Then Came You - Jennifer Weiner [20]
Afterward, I could see the signs—the way he’d always had a beer as soon as he walked through the door after school, the wine with dinner, the tumbler full of whiskey and ice by his hand when he’d grade papers; the way he’d go out to play poker Friday nights and, how on Saturday mornings, my mother would make me and Greg talk in whispers and walk barefoot. Shh, my mother would tell us, shooing us into the kitchen, away from the closed bedroom door. Your dad’s had a hard week.
The weekend after I’d met Jared Baker of the Princeton Fertility Clinic, I made my monthly trip home.

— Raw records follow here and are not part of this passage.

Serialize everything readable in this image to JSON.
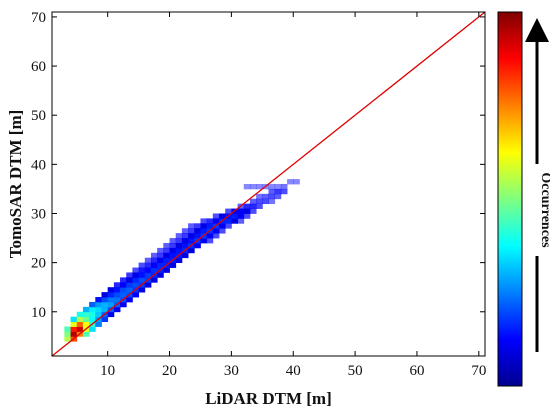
{
  "chart_data": {
    "type": "heatmap",
    "title": "",
    "xlabel": "LiDAR DTM [m]",
    "ylabel": "TomoSAR DTM [m]",
    "xlim": [
      1,
      71
    ],
    "ylim": [
      1,
      71
    ],
    "xticks": [
      "10",
      "20",
      "30",
      "40",
      "50",
      "60",
      "70"
    ],
    "yticks": [
      "10",
      "20",
      "30",
      "40",
      "50",
      "60",
      "70"
    ],
    "grid": false,
    "colormap": "jet",
    "colorbar_label": "Occurrences",
    "colorbar_arrow": "up",
    "reference_line": {
      "x": [
        1,
        71
      ],
      "y": [
        1,
        71
      ],
      "color": "#e00000",
      "label": ""
    },
    "bin_size": 1,
    "cells": [
      [
        3,
        4,
        0.55
      ],
      [
        4,
        4,
        0.8
      ],
      [
        3,
        5,
        0.5
      ],
      [
        4,
        5,
        0.95
      ],
      [
        5,
        5,
        0.75
      ],
      [
        6,
        5,
        0.45
      ],
      [
        3,
        6,
        0.45
      ],
      [
        4,
        6,
        0.85
      ],
      [
        5,
        6,
        0.92
      ],
      [
        6,
        6,
        0.6
      ],
      [
        7,
        6,
        0.35
      ],
      [
        4,
        7,
        0.6
      ],
      [
        5,
        7,
        0.78
      ],
      [
        6,
        7,
        0.62
      ],
      [
        7,
        7,
        0.42
      ],
      [
        8,
        7,
        0.25
      ],
      [
        4,
        8,
        0.35
      ],
      [
        5,
        8,
        0.55
      ],
      [
        6,
        8,
        0.48
      ],
      [
        7,
        8,
        0.38
      ],
      [
        8,
        8,
        0.28
      ],
      [
        9,
        8,
        0.18
      ],
      [
        5,
        9,
        0.4
      ],
      [
        6,
        9,
        0.42
      ],
      [
        7,
        9,
        0.4
      ],
      [
        8,
        9,
        0.32
      ],
      [
        9,
        9,
        0.22
      ],
      [
        10,
        9,
        0.12
      ],
      [
        6,
        10,
        0.3
      ],
      [
        7,
        10,
        0.36
      ],
      [
        8,
        10,
        0.34
      ],
      [
        9,
        10,
        0.3
      ],
      [
        10,
        10,
        0.22
      ],
      [
        11,
        10,
        0.12
      ],
      [
        7,
        11,
        0.22
      ],
      [
        8,
        11,
        0.28
      ],
      [
        9,
        11,
        0.3
      ],
      [
        10,
        11,
        0.28
      ],
      [
        11,
        11,
        0.22
      ],
      [
        12,
        11,
        0.12
      ],
      [
        8,
        12,
        0.14
      ],
      [
        9,
        12,
        0.2
      ],
      [
        10,
        12,
        0.24
      ],
      [
        11,
        12,
        0.24
      ],
      [
        12,
        12,
        0.2
      ],
      [
        13,
        12,
        0.12
      ],
      [
        9,
        13,
        0.1
      ],
      [
        10,
        13,
        0.16
      ],
      [
        11,
        13,
        0.2
      ],
      [
        12,
        13,
        0.22
      ],
      [
        13,
        13,
        0.2
      ],
      [
        14,
        13,
        0.12
      ],
      [
        10,
        14,
        0.1
      ],
      [
        11,
        14,
        0.14
      ],
      [
        12,
        14,
        0.2
      ],
      [
        13,
        14,
        0.22
      ],
      [
        14,
        14,
        0.18
      ],
      [
        15,
        14,
        0.1
      ],
      [
        11,
        15,
        0.08
      ],
      [
        12,
        15,
        0.12
      ],
      [
        13,
        15,
        0.18
      ],
      [
        14,
        15,
        0.2
      ],
      [
        15,
        15,
        0.18
      ],
      [
        16,
        15,
        0.1
      ],
      [
        12,
        16,
        0.08
      ],
      [
        13,
        16,
        0.1
      ],
      [
        14,
        16,
        0.16
      ],
      [
        15,
        16,
        0.2
      ],
      [
        16,
        16,
        0.18
      ],
      [
        17,
        16,
        0.1
      ],
      [
        13,
        17,
        0.07
      ],
      [
        14,
        17,
        0.1
      ],
      [
        15,
        17,
        0.14
      ],
      [
        16,
        17,
        0.18
      ],
      [
        17,
        17,
        0.16
      ],
      [
        18,
        17,
        0.1
      ],
      [
        14,
        18,
        0.06
      ],
      [
        15,
        18,
        0.09
      ],
      [
        16,
        18,
        0.13
      ],
      [
        17,
        18,
        0.17
      ],
      [
        18,
        18,
        0.16
      ],
      [
        19,
        18,
        0.1
      ],
      [
        15,
        19,
        0.06
      ],
      [
        16,
        19,
        0.08
      ],
      [
        17,
        19,
        0.12
      ],
      [
        18,
        19,
        0.16
      ],
      [
        19,
        19,
        0.15
      ],
      [
        20,
        19,
        0.1
      ],
      [
        16,
        20,
        0.05
      ],
      [
        17,
        20,
        0.08
      ],
      [
        18,
        20,
        0.11
      ],
      [
        19,
        20,
        0.15
      ],
      [
        20,
        20,
        0.15
      ],
      [
        21,
        20,
        0.1
      ],
      [
        17,
        21,
        0.05
      ],
      [
        18,
        21,
        0.07
      ],
      [
        19,
        21,
        0.1
      ],
      [
        20,
        21,
        0.14
      ],
      [
        21,
        21,
        0.15
      ],
      [
        22,
        21,
        0.1
      ],
      [
        18,
        22,
        0.05
      ],
      [
        19,
        22,
        0.07
      ],
      [
        20,
        22,
        0.1
      ],
      [
        21,
        22,
        0.14
      ],
      [
        22,
        22,
        0.16
      ],
      [
        23,
        22,
        0.1
      ],
      [
        19,
        23,
        0.05
      ],
      [
        20,
        23,
        0.07
      ],
      [
        21,
        23,
        0.1
      ],
      [
        22,
        23,
        0.14
      ],
      [
        23,
        23,
        0.17
      ],
      [
        24,
        23,
        0.12
      ],
      [
        20,
        24,
        0.05
      ],
      [
        21,
        24,
        0.07
      ],
      [
        22,
        24,
        0.1
      ],
      [
        23,
        24,
        0.14
      ],
      [
        24,
        24,
        0.18
      ],
      [
        25,
        24,
        0.12
      ],
      [
        26,
        24,
        0.06
      ],
      [
        21,
        25,
        0.05
      ],
      [
        22,
        25,
        0.07
      ],
      [
        23,
        25,
        0.1
      ],
      [
        24,
        25,
        0.14
      ],
      [
        25,
        25,
        0.18
      ],
      [
        26,
        25,
        0.12
      ],
      [
        27,
        25,
        0.06
      ],
      [
        22,
        26,
        0.05
      ],
      [
        23,
        26,
        0.07
      ],
      [
        24,
        26,
        0.1
      ],
      [
        25,
        26,
        0.15
      ],
      [
        26,
        26,
        0.18
      ],
      [
        27,
        26,
        0.12
      ],
      [
        28,
        26,
        0.06
      ],
      [
        23,
        27,
        0.05
      ],
      [
        24,
        27,
        0.07
      ],
      [
        25,
        27,
        0.1
      ],
      [
        26,
        27,
        0.15
      ],
      [
        27,
        27,
        0.18
      ],
      [
        28,
        27,
        0.12
      ],
      [
        29,
        27,
        0.06
      ],
      [
        25,
        28,
        0.06
      ],
      [
        26,
        28,
        0.08
      ],
      [
        27,
        28,
        0.12
      ],
      [
        28,
        28,
        0.16
      ],
      [
        29,
        28,
        0.16
      ],
      [
        30,
        28,
        0.1
      ],
      [
        31,
        28,
        0.05
      ],
      [
        27,
        29,
        0.06
      ],
      [
        28,
        29,
        0.1
      ],
      [
        29,
        29,
        0.14
      ],
      [
        30,
        29,
        0.15
      ],
      [
        31,
        29,
        0.12
      ],
      [
        32,
        29,
        0.06
      ],
      [
        29,
        30,
        0.06
      ],
      [
        30,
        30,
        0.1
      ],
      [
        31,
        30,
        0.12
      ],
      [
        32,
        30,
        0.1
      ],
      [
        33,
        30,
        0.06
      ],
      [
        31,
        31,
        0.05
      ],
      [
        32,
        31,
        0.08
      ],
      [
        33,
        31,
        0.08
      ],
      [
        34,
        31,
        0.06
      ],
      [
        33,
        32,
        0.05
      ],
      [
        34,
        32,
        0.06
      ],
      [
        35,
        32,
        0.06
      ],
      [
        36,
        32,
        0.04
      ],
      [
        34,
        33,
        0.04
      ],
      [
        35,
        33,
        0.05
      ],
      [
        36,
        33,
        0.06
      ],
      [
        37,
        33,
        0.05
      ],
      [
        36,
        34,
        0.05
      ],
      [
        37,
        34,
        0.07
      ],
      [
        38,
        34,
        0.06
      ],
      [
        32,
        35,
        0.03
      ],
      [
        33,
        35,
        0.03
      ],
      [
        34,
        35,
        0.03
      ],
      [
        35,
        35,
        0.03
      ],
      [
        36,
        35,
        0.03
      ],
      [
        37,
        35,
        0.03
      ],
      [
        38,
        35,
        0.04
      ],
      [
        39,
        36,
        0.03
      ],
      [
        40,
        36,
        0.03
      ]
    ]
  }
}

I left at four, after my last class on Friday, stopping at the Wawa, the convenience store at the edge of campus where students could buy cheap hot dogs and hoagies after a night of drinking. I filled my thermos with hot coffee and bought a ticket for the Dinky, the little train that ran from campus to Princeton Junction. At Princeton Junction I’d catch a New Jersey Transit train to Philadelphia. In Philly, I’d walk from Suburban Station to the bus terminal and buy a bottle of water and a roast pork sandwich at the Reading Terminal Market, standing in line with rough-handed construction workers and puffy-faced nurses on their way to work, and catch the Greyhound home.

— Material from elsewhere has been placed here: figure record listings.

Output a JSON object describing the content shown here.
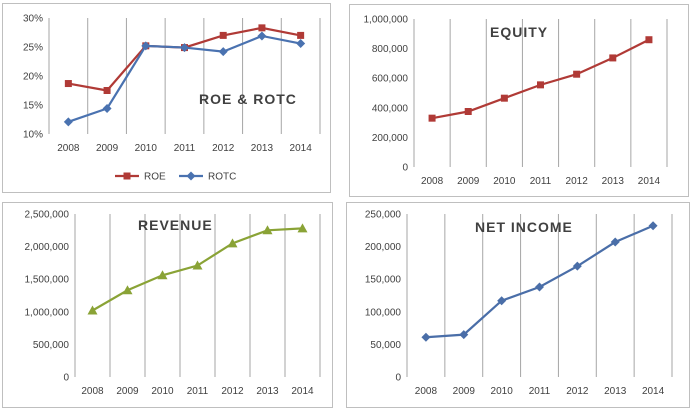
{
  "chart_data": [
    {
      "id": "roe-rotc",
      "type": "line",
      "title": "ROE & ROTC",
      "categories": [
        "2008",
        "2009",
        "2010",
        "2011",
        "2012",
        "2013",
        "2014"
      ],
      "series": [
        {
          "name": "ROE",
          "color": "#b03a36",
          "marker": "square",
          "values": [
            18.7,
            17.5,
            25.2,
            24.9,
            27.0,
            28.3,
            27.0
          ]
        },
        {
          "name": "ROTC",
          "color": "#4a72b0",
          "marker": "diamond",
          "values": [
            12.1,
            14.4,
            25.2,
            24.9,
            24.2,
            26.9,
            25.6
          ]
        }
      ],
      "ylim": [
        10,
        30
      ],
      "yticks": [
        "10%",
        "15%",
        "20%",
        "25%",
        "30%"
      ],
      "xlabel": "",
      "ylabel": "",
      "legend": "bottom"
    },
    {
      "id": "equity",
      "type": "line",
      "title": "EQUITY",
      "categories": [
        "2008",
        "2009",
        "2010",
        "2011",
        "2012",
        "2013",
        "2014"
      ],
      "series": [
        {
          "name": "Equity",
          "color": "#b03a36",
          "marker": "square",
          "values": [
            330000,
            375000,
            465000,
            555000,
            627000,
            737000,
            860000
          ]
        }
      ],
      "ylim": [
        0,
        1000000
      ],
      "yticks": [
        "0",
        "200,000",
        "400,000",
        "600,000",
        "800,000",
        "1,000,000"
      ],
      "xlabel": "",
      "ylabel": ""
    },
    {
      "id": "revenue",
      "type": "line",
      "title": "REVENUE",
      "categories": [
        "2008",
        "2009",
        "2010",
        "2011",
        "2012",
        "2013",
        "2014"
      ],
      "series": [
        {
          "name": "Revenue",
          "color": "#8aa336",
          "marker": "triangle",
          "values": [
            1020000,
            1330000,
            1560000,
            1710000,
            2050000,
            2250000,
            2280000
          ]
        }
      ],
      "ylim": [
        0,
        2500000
      ],
      "yticks": [
        "0",
        "500,000",
        "1,000,000",
        "1,500,000",
        "2,000,000",
        "2,500,000"
      ],
      "xlabel": "",
      "ylabel": ""
    },
    {
      "id": "net-income",
      "type": "line",
      "title": "NET INCOME",
      "categories": [
        "2008",
        "2009",
        "2010",
        "2011",
        "2012",
        "2013",
        "2014"
      ],
      "series": [
        {
          "name": "Net Income",
          "color": "#4a6ea8",
          "marker": "diamond",
          "values": [
            61000,
            65000,
            117000,
            138000,
            170000,
            207000,
            232000
          ]
        }
      ],
      "ylim": [
        0,
        250000
      ],
      "yticks": [
        "0",
        "50,000",
        "100,000",
        "150,000",
        "200,000",
        "250,000"
      ],
      "xlabel": "",
      "ylabel": ""
    }
  ]
}
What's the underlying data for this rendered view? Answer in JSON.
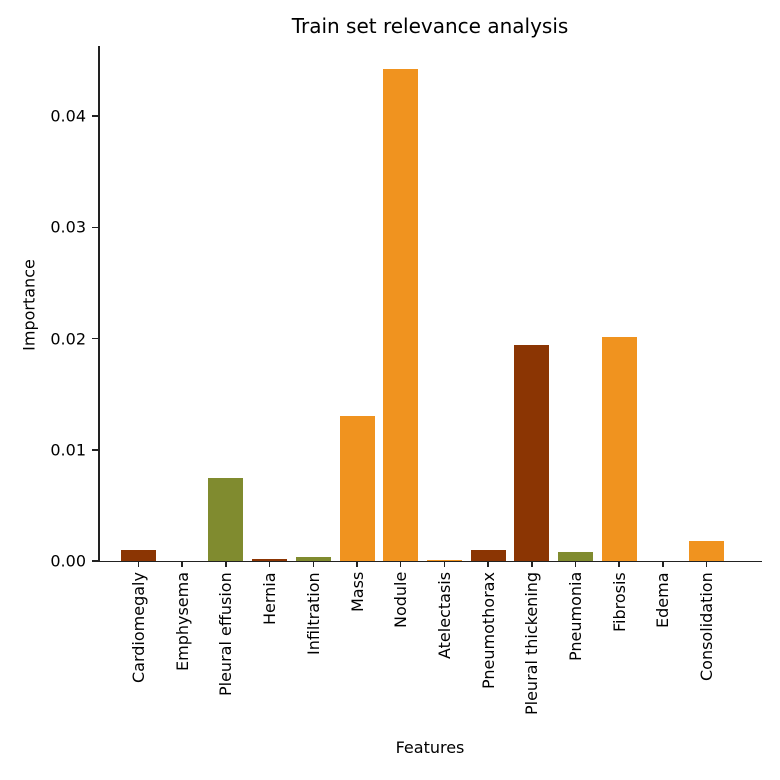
{
  "chart_data": {
    "type": "bar",
    "title": "Train set relevance analysis",
    "xlabel": "Features",
    "ylabel": "Importance",
    "ylim": [
      0,
      0.0463
    ],
    "yticks": [
      "0.00",
      "0.01",
      "0.02",
      "0.03",
      "0.04"
    ],
    "ytick_values": [
      0,
      0.01,
      0.02,
      0.03,
      0.04
    ],
    "grid": false,
    "legend": null,
    "categories": [
      "Cardiomegaly",
      "Emphysema",
      "Pleural effusion",
      "Hernia",
      "Infiltration",
      "Mass",
      "Nodule",
      "Atelectasis",
      "Pneumothorax",
      "Pleural thickening",
      "Pneumonia",
      "Fibrosis",
      "Edema",
      "Consolidation"
    ],
    "values": [
      0.001,
      0.0,
      0.0075,
      0.0002,
      0.0004,
      0.013,
      0.0442,
      0.0001,
      0.001,
      0.0194,
      0.0008,
      0.0201,
      0.0,
      0.0018
    ],
    "colors": [
      "#8b3503",
      "#8b3503",
      "#808b2f",
      "#8b3503",
      "#808b2f",
      "#f0931f",
      "#f0931f",
      "#f0931f",
      "#8b3503",
      "#8b3503",
      "#808b2f",
      "#f0931f",
      "#f0931f",
      "#f0931f"
    ]
  }
}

When I got to Pittsburgh early the next morning, my mother was waiting for me at the station, the sounds of NPR filling the car. NPR was my father’s station—my mother favored country music and AM call-in shows. All those years later, after his hospitalization, his trips through detox and rehab, his trial for driving under the influence and attempted vehicular manslaughter and the six months he’d eventually spent in jail, she still listened to his radio stations, still kept one of his coats in the closet and cooked his favorite things for dinner, as if, someday, he’d walk back through the door, the same man she’d fallen in love with.
It would never happen. My father had lived at home briefly after he’d been paroled. Then the drinking had started again. My mother had given him a version of the speech it was rumored Laura Bush once delivered to her not-yet-presidential husband—“It’s me or Jack Daniel’s”—and kicked him out. My father had rented a studio apartment and, once that lease ran out, he’d moved in with another woman.

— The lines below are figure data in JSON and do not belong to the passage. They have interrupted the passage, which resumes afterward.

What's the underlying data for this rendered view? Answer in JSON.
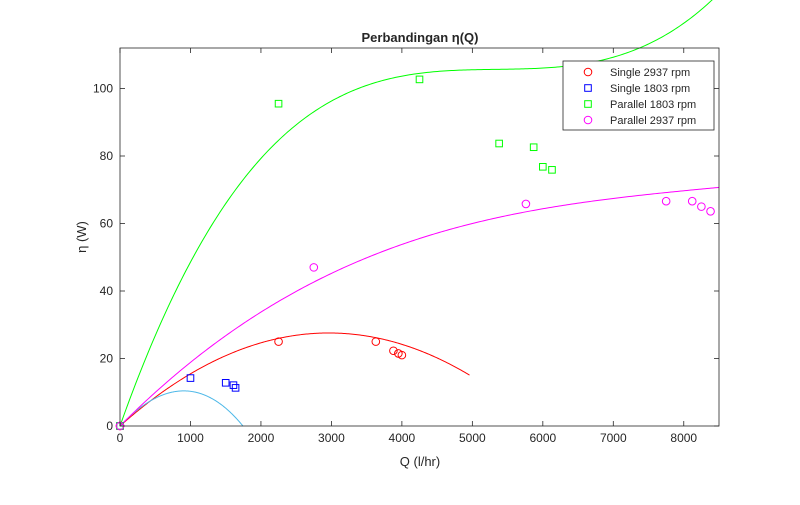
{
  "chart_data": {
    "type": "scatter",
    "title": "Perbandingan η(Q)",
    "xlabel": "Q (l/hr)",
    "ylabel": "η (W)",
    "xlim": [
      0,
      8500
    ],
    "ylim": [
      0,
      112
    ],
    "xticks": [
      0,
      1000,
      2000,
      3000,
      4000,
      5000,
      6000,
      7000,
      8000
    ],
    "yticks": [
      0,
      20,
      40,
      60,
      80,
      100
    ],
    "grid": false,
    "legend_position": "top-right",
    "series": [
      {
        "name": "Single 2937 rpm",
        "marker": "circle",
        "color": "#ff0000",
        "points": [
          [
            0,
            0
          ],
          [
            2250,
            25
          ],
          [
            3630,
            25
          ],
          [
            3880,
            22.3
          ],
          [
            3950,
            21.5
          ],
          [
            4000,
            21
          ]
        ],
        "fit_coeffs": [
          0,
          0.018594,
          -3.136e-06
        ],
        "fit_color": "#ff0000",
        "fit_xmax": 4960
      },
      {
        "name": "Single 1803 rpm",
        "marker": "square",
        "color": "#0000ff",
        "points": [
          [
            0,
            0
          ],
          [
            1000,
            14.2
          ],
          [
            1500,
            12.8
          ],
          [
            1610,
            12.1
          ],
          [
            1640,
            11.3
          ]
        ],
        "fit_coeffs": [
          0,
          0.022,
          -1.052e-05,
          -1.2e-09
        ],
        "fit_color": "#4db8e8",
        "fit_xmax": 2070
      },
      {
        "name": "Parallel 1803 rpm",
        "marker": "square",
        "color": "#00ff00",
        "points": [
          [
            0,
            0
          ],
          [
            2250,
            95.5
          ],
          [
            4250,
            102.7
          ],
          [
            5380,
            83.7
          ],
          [
            5870,
            82.6
          ],
          [
            6000,
            76.8
          ],
          [
            6130,
            75.9
          ]
        ],
        "fit_coeffs": [
          0,
          0.058846,
          -1.0974e-05,
          6.8537e-10
        ],
        "fit_color": "#00ff00",
        "fit_xmax": 8500
      },
      {
        "name": "Parallel 2937 rpm",
        "marker": "circle",
        "color": "#ff00ff",
        "points": [
          [
            0,
            0
          ],
          [
            2750,
            47
          ],
          [
            5760,
            65.8
          ],
          [
            7750,
            66.6
          ],
          [
            8120,
            66.6
          ],
          [
            8250,
            65
          ],
          [
            8380,
            63.6
          ]
        ],
        "fit_coeffs": [
          0,
          0.021,
          -2.24e-06,
          8.8e-11
        ],
        "fit_color": "#ff00ff",
        "fit_xmax": 8500
      }
    ]
  }
}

My mom could have forgiven my father for what he’d done, for driving drunk, for hitting an innocent woman and child, but she couldn’t forgive him for Rita Devine. It had soured my mother, who’d always been so sweet, delighted by the smallest things: a trip to the shore, a bouquet of sunflowers, a mug of mulled cider in the backyard while my brother and I raked leaves.
I dropped my backpack in the trunk, kissed my mom’s cheek, and buckled myself into the front seat. My mother drove with a light hand on the wheel, steering the car through the morning sunshine, along the familiar streets, until we merged onto the freeway that would take us from downtown to Squirrel Hill. “Classes okay?” she asked.
“Classes are fine,” I told her.
“And how is Dan?”
“Dan’s great.” Dan and I had been a couple for four months, but sometimes I thought I didn’t know him any better than I had the first night we’d hooked up. He was good-looking, well-mannered, a rower with formidable shoulders, and had a fondness for 1990s-era grunge rock ...and that was it. “Well, you look great,” said my mom and I nodded.
My mother and I have the same fair skin and pale eyes, and I know, from pictures, that her hair was once like mine. But now her skin was etched with hundreds of tiny lines, blotched and splotched with souvenirs of the summers when she used to gild herself in Johnson’s Baby Oil and lie in a bikini on a beach towel in her backyard. The pink of her lips had faded to beige, her hair was a too-bright lemony color, her fingertips were permanently stained from hair dye and cigarettes, and her body was slack and soft beneath her clothes.
“I hope you’re hungry. I made a chicken pot pie for dinner.